Deadline for filing is Sept. 3, so there is plenty of time for more to get into the race. The Special Election to fill the late Charles E. Culpepper’s remaining term is Nov. 2.
Virgil C. (Kent) Dunn — who is seeking the District Two supervisor’s post currently occupied by Joyce Culpepper, the widow of the late Charles E. Culpepper, who died in office on Nov. 23 — said he decided to run because he is “sick and tired of seeing a small minority of political leaders ignore the wishes of the vast majority of voters.”
Dunn is manager of Delta World Tire in Picayune and lives in the Springhill Community near Poplarville. He is 49 and was reared in the Oak Hill and Springhill communities.
He is one of four candidates challenging Joyce Culpepper, who said this week she will run to fill the unexspired term of her late husband, Charles E. Culpepper, because “I think that is what Charles would want me to do.”
Said Dunn, “I, along with a lot of other people I know, are fed up with a government that is run by a small minority of people who ignore what our people want. There are 40,000 people in Pearl River County. They are not represented.”
“What I am hearing is that people want government out of their business and want to be left alone to lead their own lives, without being taxed to death,” said Dunn. “People are going to have to get involved.”
Others, besides Culpepper and Dunn, seeking the post are Rayford Lee, Daryl Smith and Rafe Smith. Deadline for filing for the race is Sept. 3.
Lee works in the construction business building homes and Daryl Smith works for the City of Picayune as a supervisor.
Lee lives on Rock Ranch Road in Carriere, and Daryl Smith, who is 47, in the Henleyfield Community.
This is a first run for office by Lee and Dunn, but Daryl Smith has sought the District Two post before.
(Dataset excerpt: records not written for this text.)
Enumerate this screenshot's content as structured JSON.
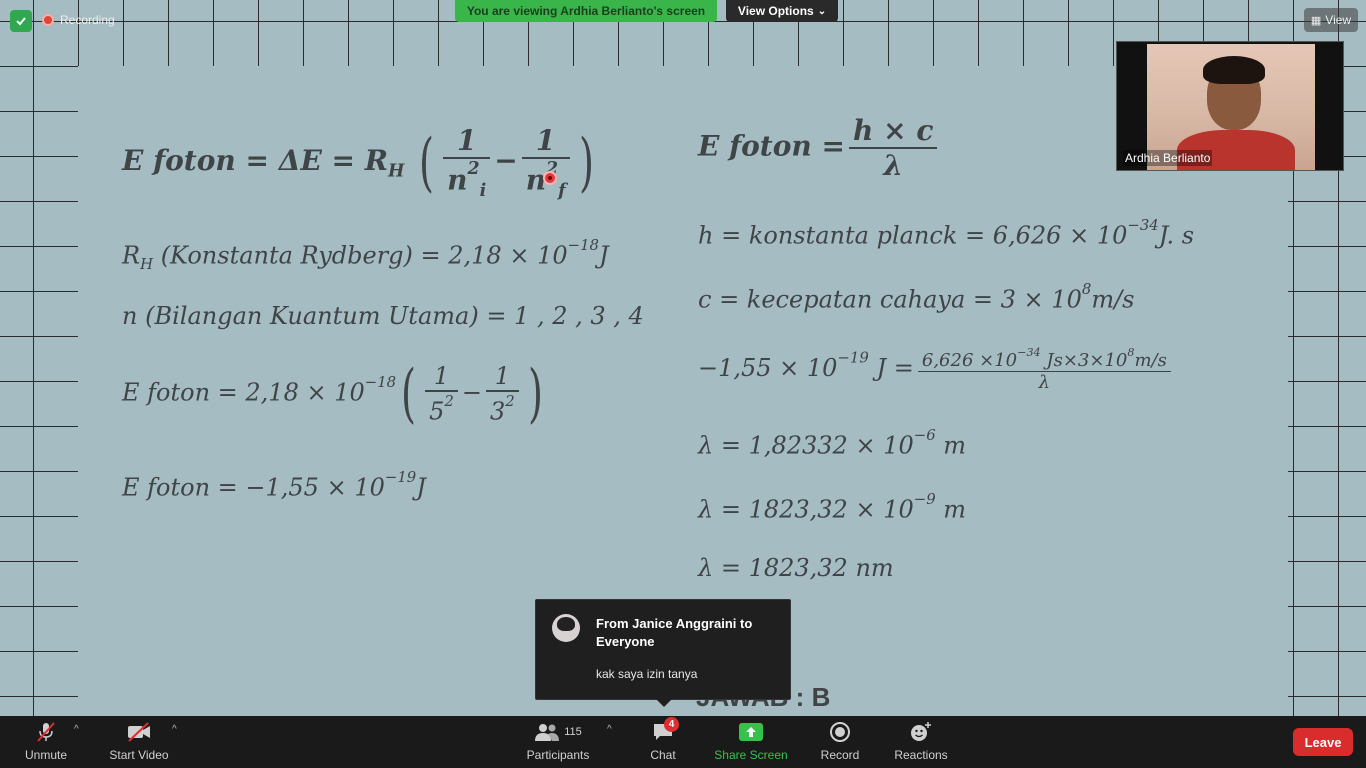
{
  "top_bar": {
    "recording_label": "Recording",
    "viewing_banner": "You are viewing Ardhia Berlianto's screen",
    "view_options_label": "View Options",
    "view_label": "View"
  },
  "video_thumb": {
    "participant_name": "Ardhia Berlianto"
  },
  "slide": {
    "left": {
      "eq1_lhs": "E foton = ΔE = R",
      "eq1_sub": "H",
      "eq1_frac1_num": "1",
      "eq1_frac1_den": "n",
      "eq1_frac1_den_sup": "2",
      "eq1_frac1_den_sub": "i",
      "eq1_minus": "−",
      "eq1_frac2_num": "1",
      "eq1_frac2_den": "n",
      "eq1_frac2_den_sup": "2",
      "eq1_frac2_den_sub": "f",
      "eq2_a": "R",
      "eq2_sub": "H",
      "eq2_b": " (Konstanta Rydberg) = 2,18 × 10",
      "eq2_sup": "−18",
      "eq2_c": "J",
      "eq3": "n (Bilangan Kuantum Utama) = 1 , 2 , 3 , 4",
      "eq4_a": "E foton = 2,18 × 10",
      "eq4_sup": "−18",
      "eq4_frac1_num": "1",
      "eq4_frac1_den": "5",
      "eq4_frac1_den_sup": "2",
      "eq4_minus": "−",
      "eq4_frac2_num": "1",
      "eq4_frac2_den": "3",
      "eq4_frac2_den_sup": "2",
      "eq5_a": "E foton = −1,55 × 10",
      "eq5_sup": "−19",
      "eq5_b": "J"
    },
    "right": {
      "eqA_lhs": "E foton =",
      "eqA_num": "h × c",
      "eqA_den": "λ",
      "eqB_a": "h = konstanta planck = 6,626  × 10",
      "eqB_sup": "−34",
      "eqB_b": "J. s",
      "eqC_a": "c = kecepatan cahaya = 3 × 10",
      "eqC_sup": "8",
      "eqC_b": "m/s",
      "eqD_a": "−1,55 × 10",
      "eqD_sup": "−19",
      "eqD_b": " J =",
      "eqD_num_a": "6,626 ×10",
      "eqD_num_sup1": "−34",
      "eqD_num_b": " Js×3×10",
      "eqD_num_sup2": "8",
      "eqD_num_c": "m/s",
      "eqD_den": "λ",
      "eqE_a": "λ  = 1,82332  × 10",
      "eqE_sup": "−6",
      "eqE_b": " m",
      "eqF_a": "λ  = 1823,32  × 10",
      "eqF_sup": "−9",
      "eqF_b": " m",
      "eqG": "λ  = 1823,32 nm",
      "answer": "JAWAB : B"
    }
  },
  "chat_notification": {
    "from": "From Janice Anggraini to Everyone",
    "message": "kak saya izin tanya"
  },
  "toolbar": {
    "unmute_label": "Unmute",
    "start_video_label": "Start Video",
    "participants_label": "Participants",
    "participants_count": "115",
    "chat_label": "Chat",
    "chat_badge": "4",
    "share_screen_label": "Share Screen",
    "record_label": "Record",
    "reactions_label": "Reactions",
    "leave_label": "Leave"
  },
  "colors": {
    "banner_green": "#3ab54a",
    "leave_red": "#d92d2d",
    "slide_bg": "#a6bcc3",
    "share_green": "#35c24a"
  }
}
In 2007 Culpepper beat Smith in a GOP runoff to see who would go into the General Election in November 2007. Culpepper won the General Election, beating his Democratic opponent 2-to-1.
Rafe Smith lives in the Fords Creek community, as does Culpepper.
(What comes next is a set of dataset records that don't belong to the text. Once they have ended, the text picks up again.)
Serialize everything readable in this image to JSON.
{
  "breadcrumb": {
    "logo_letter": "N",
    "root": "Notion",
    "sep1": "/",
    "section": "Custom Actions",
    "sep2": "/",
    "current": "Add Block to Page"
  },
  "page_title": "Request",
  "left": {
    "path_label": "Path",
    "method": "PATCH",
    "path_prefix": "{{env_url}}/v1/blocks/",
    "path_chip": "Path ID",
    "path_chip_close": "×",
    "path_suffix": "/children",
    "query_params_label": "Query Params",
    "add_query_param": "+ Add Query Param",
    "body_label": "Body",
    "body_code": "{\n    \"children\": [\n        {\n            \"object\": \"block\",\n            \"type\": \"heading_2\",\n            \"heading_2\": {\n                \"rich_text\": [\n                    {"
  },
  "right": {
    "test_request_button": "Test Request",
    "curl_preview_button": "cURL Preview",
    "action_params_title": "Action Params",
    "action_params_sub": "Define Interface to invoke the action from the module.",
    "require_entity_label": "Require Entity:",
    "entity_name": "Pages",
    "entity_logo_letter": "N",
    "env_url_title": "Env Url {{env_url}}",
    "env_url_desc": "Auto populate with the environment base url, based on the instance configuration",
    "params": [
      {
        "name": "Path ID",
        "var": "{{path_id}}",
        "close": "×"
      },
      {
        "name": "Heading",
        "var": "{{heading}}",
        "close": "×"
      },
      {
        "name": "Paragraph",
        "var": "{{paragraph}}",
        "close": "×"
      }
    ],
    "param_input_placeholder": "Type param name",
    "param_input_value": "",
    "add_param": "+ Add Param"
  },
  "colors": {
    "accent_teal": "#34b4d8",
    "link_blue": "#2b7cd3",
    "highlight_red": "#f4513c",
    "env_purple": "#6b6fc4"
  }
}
After Charies Culpepper died on Nov. 23, supervisors appointed Joyce Culpepper as interim supervisor on Dec. 2 until a special election could be held in November to fill the unexspired term of her deceased husband.
Charles Culpepper had worked for the county for 19 years and ran for the post when former District Two supervisor Danny Wise decided not to run for re-election. Culpepper beat a number of GOP opponents in the primaries leading up to the November 2007 general election, which he won.
Culpepper had served one year and 10 months of his first term when he died, following a bout with pancreatic cancer. When elected in November 2007 he was the county’s assistant road manager.
If no one gets a majority of votes cast in the Nov. 2 election — that is 50 percent of votes cast plus one — then a runoff will be held two weeks later involving the top two vote-getters.
The winner will serve out Culpepper’s remaining term, which runs to Dec. 31, 2011.
Daryl Smith said this week that he chose to run again because he is “concerned about the future of Pearl River County.” Said Smith, “We need to build a strong economy that will provide jobs for our people, so our young people can stay here and make a good living if that is what they want to do.
“I have experience of making out budgets and then living by them, so I am qualified for this job. We need to develop an industrial park in the county so that industry that wants to locate here will have a place to establish their business,” he said.
“I am not saying that the current board is not doing a good job, but there are areas where I would place more emphasis, like in economic development,” Smith said.